Iran and the six countries wrapped up the third day of their latest round of expert-level talks on Saturday. The talks are aimed at working out the details for the implementation of the landmark nuclear deal they struck in Geneva last month.
On November 24, Iran and the six countries inked an interim deal in the Swiss city to set the stage for the full resolution of the dispute over Iran’s nuclear energy program.
As part of the Geneva deal, it was agreed that in exchange for limiting certain aspects of its nuclear activities, Iran would be provided with a certain amount of sanctions relief and that no more nuclear-related sanctions would be imposed on the country for six months.
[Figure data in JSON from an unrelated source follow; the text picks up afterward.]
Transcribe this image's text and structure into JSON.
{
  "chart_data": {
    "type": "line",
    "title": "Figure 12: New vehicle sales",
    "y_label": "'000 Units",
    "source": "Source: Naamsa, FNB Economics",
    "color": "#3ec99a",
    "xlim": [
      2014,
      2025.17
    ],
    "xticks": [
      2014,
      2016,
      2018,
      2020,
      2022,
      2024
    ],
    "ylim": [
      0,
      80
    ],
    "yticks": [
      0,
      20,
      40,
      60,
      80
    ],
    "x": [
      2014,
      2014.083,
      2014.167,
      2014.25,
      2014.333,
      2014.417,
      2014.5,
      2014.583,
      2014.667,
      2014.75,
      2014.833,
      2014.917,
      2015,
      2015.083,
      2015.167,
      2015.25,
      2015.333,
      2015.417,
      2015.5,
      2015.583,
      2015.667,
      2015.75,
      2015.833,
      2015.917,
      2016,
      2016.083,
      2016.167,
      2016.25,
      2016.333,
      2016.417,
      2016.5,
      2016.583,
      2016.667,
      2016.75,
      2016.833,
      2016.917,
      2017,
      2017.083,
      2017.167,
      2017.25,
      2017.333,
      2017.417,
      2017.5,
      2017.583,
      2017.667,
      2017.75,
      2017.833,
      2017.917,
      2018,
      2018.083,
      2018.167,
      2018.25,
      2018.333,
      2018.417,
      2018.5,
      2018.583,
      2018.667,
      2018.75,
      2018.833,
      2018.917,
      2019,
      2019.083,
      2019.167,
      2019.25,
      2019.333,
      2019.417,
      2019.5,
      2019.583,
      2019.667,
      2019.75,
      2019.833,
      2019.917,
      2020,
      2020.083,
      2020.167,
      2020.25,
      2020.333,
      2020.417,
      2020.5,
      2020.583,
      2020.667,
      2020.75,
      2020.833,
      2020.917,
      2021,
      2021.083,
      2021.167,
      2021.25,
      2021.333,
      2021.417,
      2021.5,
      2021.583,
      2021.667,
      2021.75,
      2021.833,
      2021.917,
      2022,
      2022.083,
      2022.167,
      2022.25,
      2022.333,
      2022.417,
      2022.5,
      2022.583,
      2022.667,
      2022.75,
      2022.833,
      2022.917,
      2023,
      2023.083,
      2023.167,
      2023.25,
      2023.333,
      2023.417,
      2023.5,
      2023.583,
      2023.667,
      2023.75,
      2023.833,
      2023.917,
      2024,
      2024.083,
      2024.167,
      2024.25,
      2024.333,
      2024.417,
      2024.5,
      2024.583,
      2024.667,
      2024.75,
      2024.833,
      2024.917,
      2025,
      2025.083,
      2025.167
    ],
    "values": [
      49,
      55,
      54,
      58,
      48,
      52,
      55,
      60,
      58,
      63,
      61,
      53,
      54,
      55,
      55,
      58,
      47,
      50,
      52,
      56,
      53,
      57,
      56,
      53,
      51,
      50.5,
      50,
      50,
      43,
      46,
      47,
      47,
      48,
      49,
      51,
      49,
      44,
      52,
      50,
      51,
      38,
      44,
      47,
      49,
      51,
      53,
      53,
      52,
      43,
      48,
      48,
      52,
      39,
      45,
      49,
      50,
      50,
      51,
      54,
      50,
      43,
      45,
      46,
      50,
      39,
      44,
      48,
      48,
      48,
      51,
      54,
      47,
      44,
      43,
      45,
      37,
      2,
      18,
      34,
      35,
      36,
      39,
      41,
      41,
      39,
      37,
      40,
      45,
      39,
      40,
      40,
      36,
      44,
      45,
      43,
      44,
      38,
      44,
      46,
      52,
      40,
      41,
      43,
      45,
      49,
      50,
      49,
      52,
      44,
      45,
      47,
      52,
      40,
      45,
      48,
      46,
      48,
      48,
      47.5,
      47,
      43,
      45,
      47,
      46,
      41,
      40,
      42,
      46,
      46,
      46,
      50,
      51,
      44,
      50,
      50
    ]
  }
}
Zarif described the nuclear deal as “a very important development, which should be viewed within the wide framework of the future of Iran-Europe ties.”
The Iranian foreign minister also noted that he will hold a telephone conversation with EU High Representative for Foreign Affairs and Security Policy Catherine Ashton, who represents the six countries, on Sunday afternoon.
On December 12, Iran and the six world powers wrapped up four days of intense expert-level negotiations at the headquarters of the International Atomic Energy Agency (IAEA) in the Austrian capital, Vienna.